第19話

 内海は悔しそうにボリボリと頭を搔くと、

「いい歌詞が浮かんで、フレンドとゲームしていてもそれをやめ、作詞作りに集中することはあるんですか」

「たまにですけど、あります。失礼だとは思うんですが、自分を抑えきれなくなりまして。東京タワーのことを歌詞に出そうと思いついたら、抑えきれなくなって、朝方でも見に行ったことが以前にも……。ですが優しい方々で、いつも快く許してくれるんです。ありがたい限りです、いいフレンドを持ったものです」

「朝方に見に行ったということは車で?」

「そうですよ」

「なんの車に乗ってるんです」

「ボルボです」

 内海は車に興味にないため、聞き流していたが、人気がありそこそこの値がする車だ。いいなボルボ、おれも乗りたいなボルボ。ボロフィットか……。


 内海はおれが落ち込んでいるのを気にしていたが、

「なぜフレンドには、著名な作詞家であることは言わなかったんです」

「自分から言うのも恥ずかしいですし、今までと接し方が変わるのも嫌ですし……」

「まあ、それもそーですよね。では二十日の夜の話を続けてもらってもいいですか」

「歌詞を考えていましたけど、いいのが思いつきませんでしたし、会話に参加しました。そして同じ時刻、十時とか十時五分くらいだったでしょうか、ジュンタクさんもボイチャに参加しまして、なぜ参加していなかったと言うと――」

「動画を撮っていたからですよね」

「そうです。ジュンタクさんは、いいのが撮れなかったと言っていました。私も似たようなものでしたので、私は一人で笑っていました。ジュンタクさんの動画はどれも面白いのに、裏では私と一緒で苦労してるんだって。少し嬉しかったです。そのあとすぐ、冷血先生さんが教師の苦労を話されたので――ああ、冷血先生さんは教師をしているですよ。トリプレッタさんは工場で働いているんですが、色々大変なんだって仰ってました。皆さん苦労話をされていたので、大人というのはやはり大変なんだなと、改めて思いましたね」

 冷血先生――国木田淳は下別府が言うように、中学校で国語教師をしている。大人たちの会話の中で、世知辛い世の中にため息をつくことは、どの時代でも変わらない定番だった。将来のことを考えると、おれもため息をつきたくなる……。
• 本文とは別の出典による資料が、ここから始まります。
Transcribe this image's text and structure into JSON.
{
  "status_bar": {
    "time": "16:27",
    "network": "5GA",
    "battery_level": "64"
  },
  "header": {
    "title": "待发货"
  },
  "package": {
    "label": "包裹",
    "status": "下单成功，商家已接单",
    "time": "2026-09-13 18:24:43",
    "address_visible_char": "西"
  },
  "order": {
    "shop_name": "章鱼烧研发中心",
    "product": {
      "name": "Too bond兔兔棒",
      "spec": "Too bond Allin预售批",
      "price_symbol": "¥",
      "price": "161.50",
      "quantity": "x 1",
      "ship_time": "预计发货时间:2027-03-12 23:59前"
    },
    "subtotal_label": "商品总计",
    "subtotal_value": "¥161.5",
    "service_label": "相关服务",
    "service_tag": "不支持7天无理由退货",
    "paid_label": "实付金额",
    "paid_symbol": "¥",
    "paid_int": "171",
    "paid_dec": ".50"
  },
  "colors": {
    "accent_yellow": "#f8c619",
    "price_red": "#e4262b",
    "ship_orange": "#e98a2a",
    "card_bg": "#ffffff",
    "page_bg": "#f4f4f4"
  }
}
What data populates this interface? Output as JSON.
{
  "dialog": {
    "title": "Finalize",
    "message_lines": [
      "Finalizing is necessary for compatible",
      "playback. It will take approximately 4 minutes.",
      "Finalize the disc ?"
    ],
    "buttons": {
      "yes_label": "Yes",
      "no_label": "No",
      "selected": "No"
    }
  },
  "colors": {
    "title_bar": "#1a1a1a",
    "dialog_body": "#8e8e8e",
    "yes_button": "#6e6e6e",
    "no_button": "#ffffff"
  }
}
「ジュンタクさんは、ピンポンダッシュの目に遭ったって怒ってましたし……しかもそのあと右手を大きくぶつけてとても痛がってましたし、もう散々ですよ」

「でも笑ってたんですよね」

「ええ、とても面白かったので」

 その時のことを思い出したらしく、下別府を口に手を持っていき笑った。

「そのあとは、十二時三十分頃まで普通にゲームをプレイしました」

「ありがとうございます。最近、針枝さんはなにかに悩んでいる様子はありましたか」

「いや、ないと思います。まあ、彼は現在、働いていないようでして、それゆえこれからのことを心配しているようではありましたけど……」

 花恋も、兄はこれから本気を出そうとしていたと言っていた。ニートのお得意の言葉ではあるが、不安がなかったといえば嘘になるだろう。

「二十日の夜、なにをするかなど聞いてませんか」

「楽しみにしていたゲームの発売日でしたし、それをしていたのでは?」

「下別府さんは買わなかったんですか」

「はい、私は興味ありませんでしたから」

 それからいくつかの質問をしたが、おれの視界の片隅に映っている物がずっと気になっていた。スタンドに立て掛けられている、アコースティック・ギターだ。弦やペグが照明を反射し、おれにアピールしている気がするのだ。俺のことを訊いてみな、と。

「……このギターって、お幾らするんですか?」

「値段ですか? 愛しいあの娘はクリケットが人気出ましたので、自分のご褒美にと少し奮発しまして、百万ほどです」


 ひゃひゃひゃひゃ、百万! この依頼料と同額ではないか! 精神的苦痛! これはモラハラと言ってもいい! しかも下別府は、少し奮発してと言っていた。少しなのだ、少し。

 金持ちは素晴らしい、正義だ。この世は金が全てなのだ……。

 おれと内海は、同時に大きなため息をついた。下別府はため息の意味を、わかっていなかった。